Gestern stand die nächste Sitzung des Untersuchungsausschusses zum Trinkaus-Skandal an. Wieder gab es zahlreiche Zeugenvernehmungen, wobei viele der Befragten Mitstreiter oder Weggefährten aus jahrelanger Gewerkschaftsarbeit sind. Eine Zeugin war eine „Fachfrau“ von Mobit und sie konnte sehr gut Auskunft geben über die Machenschaften von Herrn Trinkaus zwischen 2006 und 2008.

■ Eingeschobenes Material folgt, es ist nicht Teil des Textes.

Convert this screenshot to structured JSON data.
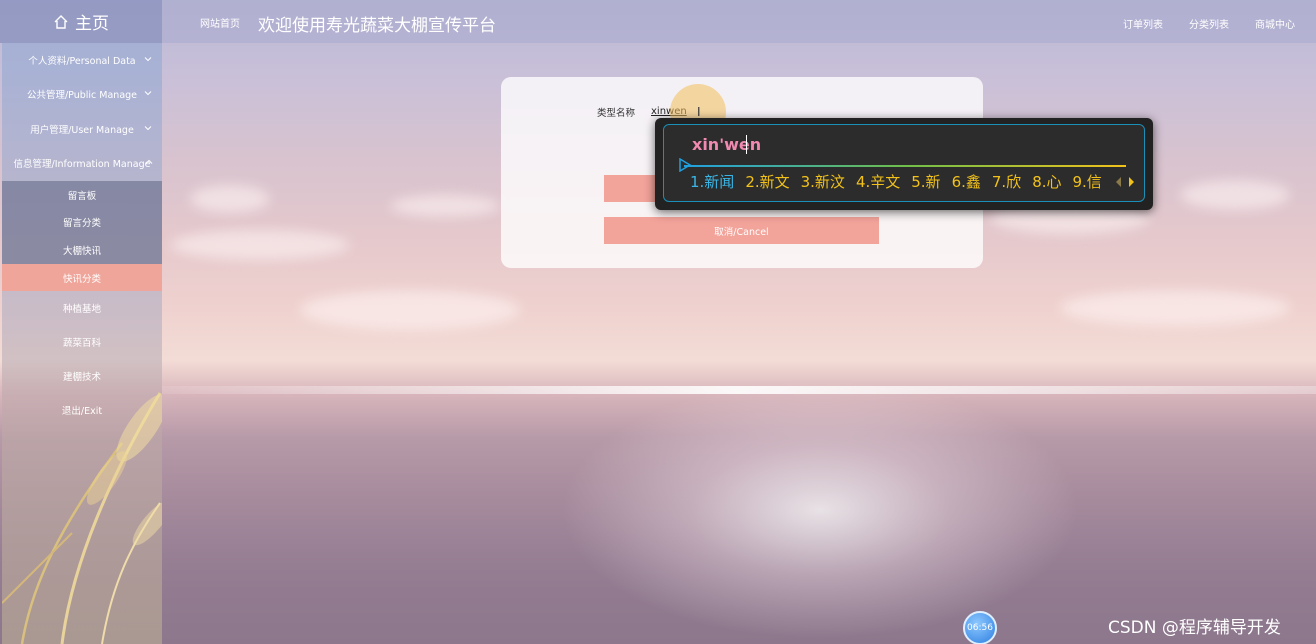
{
  "header": {
    "home_label": "主页",
    "site_link": "网站首页",
    "site_title": "欢迎使用寿光蔬菜大棚宣传平台",
    "nav": [
      "订单列表",
      "分类列表",
      "商城中心"
    ]
  },
  "sidebar": {
    "items": [
      {
        "label": "个人资料/Personal Data"
      },
      {
        "label": "公共管理/Public Manage"
      },
      {
        "label": "用户管理/User Manage"
      },
      {
        "label": "信息管理/Information Manage"
      }
    ],
    "submenu": [
      "留言板",
      "留言分类",
      "大棚快讯",
      "快讯分类"
    ],
    "active_sub": "快讯分类",
    "more_items": [
      "种植基地",
      "蔬菜百科",
      "建棚技术",
      "退出/Exit"
    ]
  },
  "form": {
    "type_name_label": "类型名称",
    "type_name_value": "xinwen",
    "submit_label": "",
    "cancel_label": "取消/Cancel"
  },
  "ime": {
    "pinyin": "xin'wen",
    "candidates": [
      "1.新闻",
      "2.新文",
      "3.新汶",
      "4.辛文",
      "5.新",
      "6.鑫",
      "7.欣",
      "8.心",
      "9.信"
    ]
  },
  "clock": "06:56",
  "watermark": "CSDN @程序辅导开发",
  "colors": {
    "accent": "#f2a39a",
    "ime_bg": "#222222",
    "ime_candidate": "#f2c21b",
    "ime_pinyin": "#f08ab0"
  }
}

Für mich ist es sehr quälend, das alles noch mal so konzentriert hören zu müssen. Es wird eben auch immer wieder deutlich, dass Unsicherheit und Angst bei den Opfern zurückgeblieben sind. Und noch etwas anderes wird deutlich: Wie zentral die Rolle von Trinkaus in dieser Zeit in der Erfurter NPD war.

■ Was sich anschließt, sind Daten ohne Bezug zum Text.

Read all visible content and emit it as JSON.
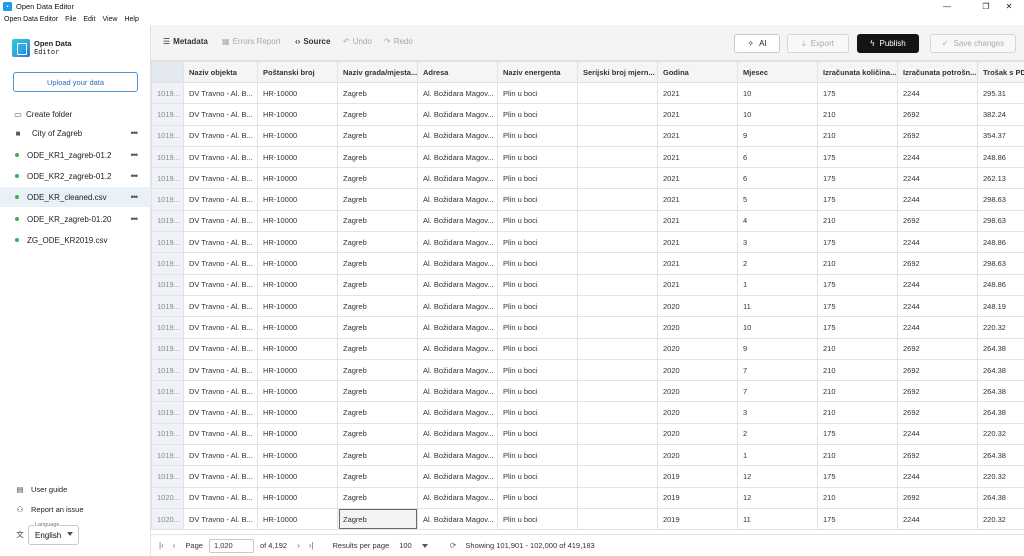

Mit den Erkenntnissen über die Führungsrolle von Trinkaus bei den Nazis wächst auch das Wissen über die Verfehlungen des Landesamtes für Verfassungsschutz. In den Dienstanweisungen für den Verfassungsschutz ist klar geregelt, dass keine Personen in Führungsverantwortung als Spitzel angeworben werden dürfen. Das heißt: Alles was wir jetzt über die Führungsrolle des ehemaligen V‑Mannes erfahren, muss der Verfassungsschutz damals aktiv ignoriert haben. Je klarer dieses Bild gezeichnet wird, desto klarer wird auch, mit welcher Energie die „Verfassungsschützer“ damals gegen die eigenen Vorschriften gehandelt haben.